5 – O Ministério Público respondeu à motivação apresentada (fls. 20 e 21).
6 – Esse recurso foi admitido pelo despacho de fls. 146.
7 – Neste tribunal, a Sr.ª procuradora-geral-adjunta, quando o processo lhe foi apresentado, emitiu o parecer de fls. 178 a 182.
8 – Foi cumprido o disposto no artigo 417º, nº 2, do Código de Processo Penal.
II – FUNDAMENTAÇÃO
9 – Antes de iniciarmos a análise das questões suscitadas pelo recorrente, não poderemos deixar de fazer algumas observações sobre a tramitação do incidente em que foi interposto este recurso.
Como se disse, o sr. juiz proferiu, no dia 14 de Julho de 2000, um despacho através do qual revogou a liberdade condicional que havia sido concedida ao condenado pelo despacho[6] proferido em 30 de Novembro de 1991 (fls. 129 e 130).
Ora, como resulta claramente da lei[7], o despacho que revogou a liberdade condicional tinha que ser notificado ao condenado.
Este poderia, como a prática demonstrava[8], interpor recurso dessa decisão.
Por isso e porque nela não se impõe qualquer medida de natureza cautelar, a decisão que revogou a liberdade condicional apenas podia ter sido executada depois do trânsito em julgado[9].
10 – Mas, mesmo que assim não fosse, ao recurso interposto pelo condenado, que hoje é expressamente admitido pela actual redacção do n.º 4 do artigo 486º do Código de Processo Penal, deveria ter sido fixado efeito suspensivo, o que implicava a imediata libertação do condenado.
Na verdade, devendo esse recurso subir imediatamente, por imposição do n.º 1 do artigo 407º do Código de Processo Penal, o seu efeito é o estabelecido na 2ª parte do n.º 3 do artigo 408º do mesmo diploma: a suspensão dos efeitos da decisão recorrida.
Foi por isso que o relator, no exame preliminar, alterou o efeito atribuído ao recurso e ordenou que o condenado fosse imediatamente libertado.
11 – Dito isto, entremos então na apreciação do recurso, começando pela parte da decisão que determinou que o condenado cumprisse também o remanescente da pena única que, em cúmulo, lhe foi imposta no processo n.º 252/75 do Tribunal Judicial da Comarca de Faro.

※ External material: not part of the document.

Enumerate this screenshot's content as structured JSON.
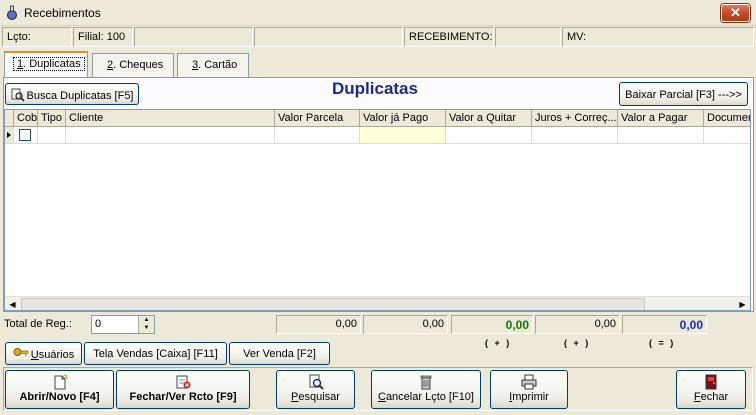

Se bem que o Ministério Público tenha requerido, ao abrigo do disposto no artigo 44º do Decreto-Lei n.º 783/76, de 29 de Outubro, a alteração do despacho recorrido na parte em que ele se referia a essa pena (fls. 165), não nos foi remetida qualquer decisão que tenha acolhido essa pretensão, podendo mesmo depreender-se do despacho de fls. 164, que ela terá sido indeferida.

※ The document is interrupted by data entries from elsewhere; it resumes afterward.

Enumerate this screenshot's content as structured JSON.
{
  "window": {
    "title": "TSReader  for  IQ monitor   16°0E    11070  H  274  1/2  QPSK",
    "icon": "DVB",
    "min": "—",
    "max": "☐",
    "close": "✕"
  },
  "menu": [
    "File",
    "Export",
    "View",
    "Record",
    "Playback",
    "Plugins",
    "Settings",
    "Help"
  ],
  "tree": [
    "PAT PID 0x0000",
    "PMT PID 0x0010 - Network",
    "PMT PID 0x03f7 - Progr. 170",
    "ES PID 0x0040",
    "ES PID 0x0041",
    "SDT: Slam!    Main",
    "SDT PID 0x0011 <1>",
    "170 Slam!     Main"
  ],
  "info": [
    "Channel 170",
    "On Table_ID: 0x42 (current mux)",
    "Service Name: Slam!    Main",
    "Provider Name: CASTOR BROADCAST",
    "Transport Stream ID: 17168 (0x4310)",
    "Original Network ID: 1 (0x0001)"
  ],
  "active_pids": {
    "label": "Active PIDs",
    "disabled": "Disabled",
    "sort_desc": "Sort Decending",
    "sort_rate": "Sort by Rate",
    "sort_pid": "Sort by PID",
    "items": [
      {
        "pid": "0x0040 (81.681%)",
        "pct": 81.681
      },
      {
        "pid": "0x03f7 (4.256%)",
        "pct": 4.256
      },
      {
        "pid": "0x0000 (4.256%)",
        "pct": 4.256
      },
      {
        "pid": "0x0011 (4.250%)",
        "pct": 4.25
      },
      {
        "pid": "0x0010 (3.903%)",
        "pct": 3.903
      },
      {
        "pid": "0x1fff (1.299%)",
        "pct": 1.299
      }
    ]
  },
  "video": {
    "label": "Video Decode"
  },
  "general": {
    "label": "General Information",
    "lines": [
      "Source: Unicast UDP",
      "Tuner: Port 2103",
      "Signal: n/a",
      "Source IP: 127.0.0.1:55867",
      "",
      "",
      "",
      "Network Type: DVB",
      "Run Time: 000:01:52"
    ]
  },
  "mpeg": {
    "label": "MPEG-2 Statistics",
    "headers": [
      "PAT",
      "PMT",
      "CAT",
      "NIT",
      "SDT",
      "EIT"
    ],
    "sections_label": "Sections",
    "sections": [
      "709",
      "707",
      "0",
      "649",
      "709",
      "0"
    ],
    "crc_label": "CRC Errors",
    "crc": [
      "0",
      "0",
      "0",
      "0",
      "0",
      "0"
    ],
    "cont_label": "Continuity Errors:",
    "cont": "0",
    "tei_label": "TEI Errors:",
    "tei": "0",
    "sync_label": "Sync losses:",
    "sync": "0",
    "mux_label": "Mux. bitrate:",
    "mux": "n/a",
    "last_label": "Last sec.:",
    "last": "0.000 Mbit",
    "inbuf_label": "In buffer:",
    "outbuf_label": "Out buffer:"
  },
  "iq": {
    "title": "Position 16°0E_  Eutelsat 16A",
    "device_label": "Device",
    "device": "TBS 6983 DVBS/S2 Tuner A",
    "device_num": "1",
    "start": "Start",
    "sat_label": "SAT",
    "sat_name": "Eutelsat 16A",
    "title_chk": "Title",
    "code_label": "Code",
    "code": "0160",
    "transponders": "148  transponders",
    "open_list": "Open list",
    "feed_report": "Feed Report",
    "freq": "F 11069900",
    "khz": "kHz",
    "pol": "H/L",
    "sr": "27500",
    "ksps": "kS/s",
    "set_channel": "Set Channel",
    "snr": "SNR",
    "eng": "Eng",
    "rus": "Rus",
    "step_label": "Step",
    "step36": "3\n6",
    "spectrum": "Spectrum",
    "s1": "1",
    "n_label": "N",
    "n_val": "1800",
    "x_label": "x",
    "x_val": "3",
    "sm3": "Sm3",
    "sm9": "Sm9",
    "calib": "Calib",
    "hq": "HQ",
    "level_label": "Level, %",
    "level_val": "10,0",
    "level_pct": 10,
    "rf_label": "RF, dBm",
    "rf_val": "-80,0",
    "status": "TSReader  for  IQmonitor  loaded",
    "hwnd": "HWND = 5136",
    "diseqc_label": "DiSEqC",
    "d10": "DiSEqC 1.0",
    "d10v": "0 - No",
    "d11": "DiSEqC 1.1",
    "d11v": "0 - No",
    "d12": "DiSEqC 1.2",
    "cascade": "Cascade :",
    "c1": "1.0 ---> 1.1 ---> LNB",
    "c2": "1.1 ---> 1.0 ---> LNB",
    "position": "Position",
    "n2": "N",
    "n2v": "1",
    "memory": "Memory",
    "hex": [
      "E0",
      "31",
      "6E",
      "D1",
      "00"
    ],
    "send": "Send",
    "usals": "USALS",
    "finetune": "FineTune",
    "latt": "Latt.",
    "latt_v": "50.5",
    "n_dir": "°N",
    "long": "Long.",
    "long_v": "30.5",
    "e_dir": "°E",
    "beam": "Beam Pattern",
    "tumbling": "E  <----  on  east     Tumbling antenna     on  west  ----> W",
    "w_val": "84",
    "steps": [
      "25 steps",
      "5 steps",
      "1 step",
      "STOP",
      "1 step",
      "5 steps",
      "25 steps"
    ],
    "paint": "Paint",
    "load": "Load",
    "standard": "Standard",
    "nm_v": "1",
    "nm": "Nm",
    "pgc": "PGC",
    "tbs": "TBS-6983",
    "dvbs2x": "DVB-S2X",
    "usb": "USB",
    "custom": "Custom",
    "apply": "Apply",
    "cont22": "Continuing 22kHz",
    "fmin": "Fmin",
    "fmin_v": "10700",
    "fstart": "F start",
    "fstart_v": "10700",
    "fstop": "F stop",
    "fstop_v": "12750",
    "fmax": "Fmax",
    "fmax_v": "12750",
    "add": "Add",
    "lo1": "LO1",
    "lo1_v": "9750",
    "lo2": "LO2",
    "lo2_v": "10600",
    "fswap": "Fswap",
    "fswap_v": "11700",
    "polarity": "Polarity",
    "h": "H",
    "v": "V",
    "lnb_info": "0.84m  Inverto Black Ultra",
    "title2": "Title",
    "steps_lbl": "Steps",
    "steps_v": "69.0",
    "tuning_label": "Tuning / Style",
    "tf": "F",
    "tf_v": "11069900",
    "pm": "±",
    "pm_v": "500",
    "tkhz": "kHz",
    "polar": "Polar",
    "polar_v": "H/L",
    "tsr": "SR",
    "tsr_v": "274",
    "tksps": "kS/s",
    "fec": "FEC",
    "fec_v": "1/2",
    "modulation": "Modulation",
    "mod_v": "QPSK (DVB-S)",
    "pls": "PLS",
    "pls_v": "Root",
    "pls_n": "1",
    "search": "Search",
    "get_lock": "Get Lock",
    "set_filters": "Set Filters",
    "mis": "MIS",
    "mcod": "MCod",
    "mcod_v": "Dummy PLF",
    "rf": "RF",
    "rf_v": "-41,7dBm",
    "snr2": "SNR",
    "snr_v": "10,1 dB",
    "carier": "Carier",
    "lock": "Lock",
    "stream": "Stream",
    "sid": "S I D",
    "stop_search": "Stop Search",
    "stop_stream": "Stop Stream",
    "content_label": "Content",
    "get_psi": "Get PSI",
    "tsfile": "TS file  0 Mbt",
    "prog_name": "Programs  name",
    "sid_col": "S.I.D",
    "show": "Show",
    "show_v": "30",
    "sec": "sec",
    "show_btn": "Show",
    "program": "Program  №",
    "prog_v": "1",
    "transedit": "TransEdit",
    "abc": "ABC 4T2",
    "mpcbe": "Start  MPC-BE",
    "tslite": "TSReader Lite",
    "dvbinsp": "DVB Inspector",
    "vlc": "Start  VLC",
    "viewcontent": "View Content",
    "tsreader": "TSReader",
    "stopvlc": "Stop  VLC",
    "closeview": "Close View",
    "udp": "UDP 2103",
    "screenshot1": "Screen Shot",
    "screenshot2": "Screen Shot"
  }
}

É, porém, claro que as penas cumuladas no processo n.º 252/75 não foram integradas no cúmulo efectuado no processo n.º 1585/84 do 1º Juízo Criminal de Lisboa e que aquela pena se encontra extinta pelo perdão e pelo cumprimento.
O sr. juiz só atendeu a essa pena no despacho que apreciou a liberdade condicional porque o condenado, depois de ter cumprido essa pena, passou a cumprir a pena imposta no processo 1585/84 e era necessário calcular o meio da pena para determinar o momento a partir do qual podia ser concedida, neste último processo, a liberdade condicional.
Uma vez que se tratava do cumprimento sucessivo de duas penas de prisão, o sr. juiz somou a duração das duas penas, procedimento que, antes da reforma de 1995 do Código Penal, era geralmente adoptado pelos Tribunais portugueses, com a concordância da doutrina[10].
Por isso, nunca a revogação da liberdade condicional concedida durante a execução da pena imposta no processo n.º 1585/84 poderia acarretar o cumprimento da pena imposta num outro processo.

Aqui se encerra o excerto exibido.